Great point, if users want it, they should be able to use it for Linux. Hopefully this gets 4K working on streaming platforms now.
I just fear that HDCP is a Trojan Horse. It’s used to protect DRM content since its inception, but the powers that be can use it to control what you see on your screen. Feels like it will be abused given enough time.
HDCP1 is completely broken, you can buy HDCP2.x strippers on amazon (they're often marketed as "converters").
> I just fear that HDCP is a Trojan Horse.
yep.
overall what I expect to happen in a few years:
* more people get more fed up with microsoft + gaming on linux gets more popular * some few distros will be very oriented for closed source drm heavy software.

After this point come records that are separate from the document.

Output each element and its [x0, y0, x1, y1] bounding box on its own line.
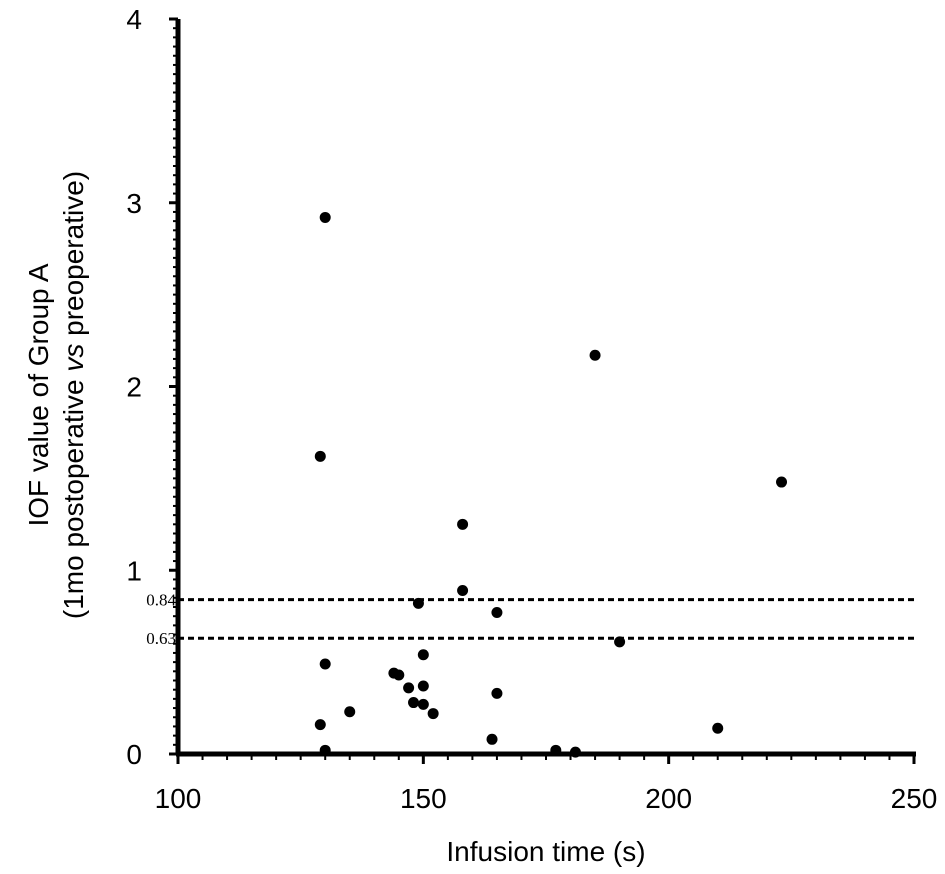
y-axis-subtitle: (1mo postoperative vs preoperative): [58, 171, 89, 619]
data-point: [417, 680, 429, 692]
data-point: [344, 706, 356, 718]
data-point: [408, 697, 420, 709]
reference-line-labels: 0.84 0.63: [146, 591, 176, 649]
y-axis-title-line2-suffix: preoperative): [58, 171, 89, 344]
data-point: [614, 636, 626, 648]
data-point: [417, 698, 429, 710]
reference-lines: [178, 598, 914, 640]
x-tick-label: 250: [891, 783, 938, 814]
data-point: [417, 649, 429, 661]
x-axis-title: Infusion time (s): [446, 836, 645, 867]
data-point: [319, 658, 331, 670]
data-point: [776, 476, 788, 488]
data-point: [319, 211, 331, 223]
data-point: [427, 708, 439, 720]
data-point: [491, 607, 503, 619]
x-tick-label: 200: [645, 783, 692, 814]
y-tick-label: 2: [126, 372, 142, 403]
reference-line-label: 0.84: [146, 591, 176, 610]
reference-line-label: 0.63: [146, 629, 176, 648]
data-point: [712, 722, 724, 734]
data-points: [314, 211, 788, 758]
data-point: [486, 733, 498, 745]
y-tick-label: 3: [126, 188, 142, 219]
tick-labels: 0 1 2 3 4 100 150 200 250: [126, 4, 937, 814]
data-point: [457, 518, 469, 530]
y-axis-title-line1: IOF value of Group A: [23, 263, 54, 526]
y-tick-label: 0: [126, 739, 142, 770]
y-tick-label: 4: [126, 4, 142, 35]
data-point: [403, 682, 415, 694]
data-point: [589, 349, 601, 361]
y-axis-title-line2-italic: vs: [58, 344, 89, 372]
y-axis-title-line2: (1mo postoperative vs preoperative): [58, 171, 89, 619]
data-point: [314, 450, 326, 462]
axes: [169, 17, 916, 764]
data-point: [491, 687, 503, 699]
data-point: [457, 584, 469, 596]
y-tick-label: 1: [126, 555, 142, 586]
x-tick-label: 150: [400, 783, 447, 814]
data-point: [393, 669, 405, 681]
y-axis-title: IOF value of Group A: [23, 263, 54, 526]
data-point: [412, 597, 424, 609]
data-point: [314, 719, 326, 731]
x-tick-label: 100: [155, 783, 202, 814]
y-axis-title-line2-prefix: (1mo postoperative: [58, 372, 89, 619]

in this scenario the regular Debian "i wont install binary blobs on my machine" folks wont get affected, but certainly there will be "blackbox linux" distros with the "i have no idea what i am running" binary blobs kind of environment.
If the word is: "hey, you need this distro to play netflix drm content at 4k" a lot of people would pick that over the regular "opener source" stuff.
if it were viable to have some sort of "witchcraft, undecipherable, untamperable" linux pseudo variant that allows for intrusive anti cheat software for the games that dont support regular linux, we would be there already. I know I would be using that for being the "lesser crap than windows 11" that lets me play my comercial multiplayer games.
on the other side, if the day comes that "Linux from now onwards officially forces HDCP" the regular purist would ignore that without many problems... thanks to open source! and we would probably call this fork something else.
... therefore maybe this trojan horse is sign of the end, but mostly as the end of the "main brand name" and not of its forks.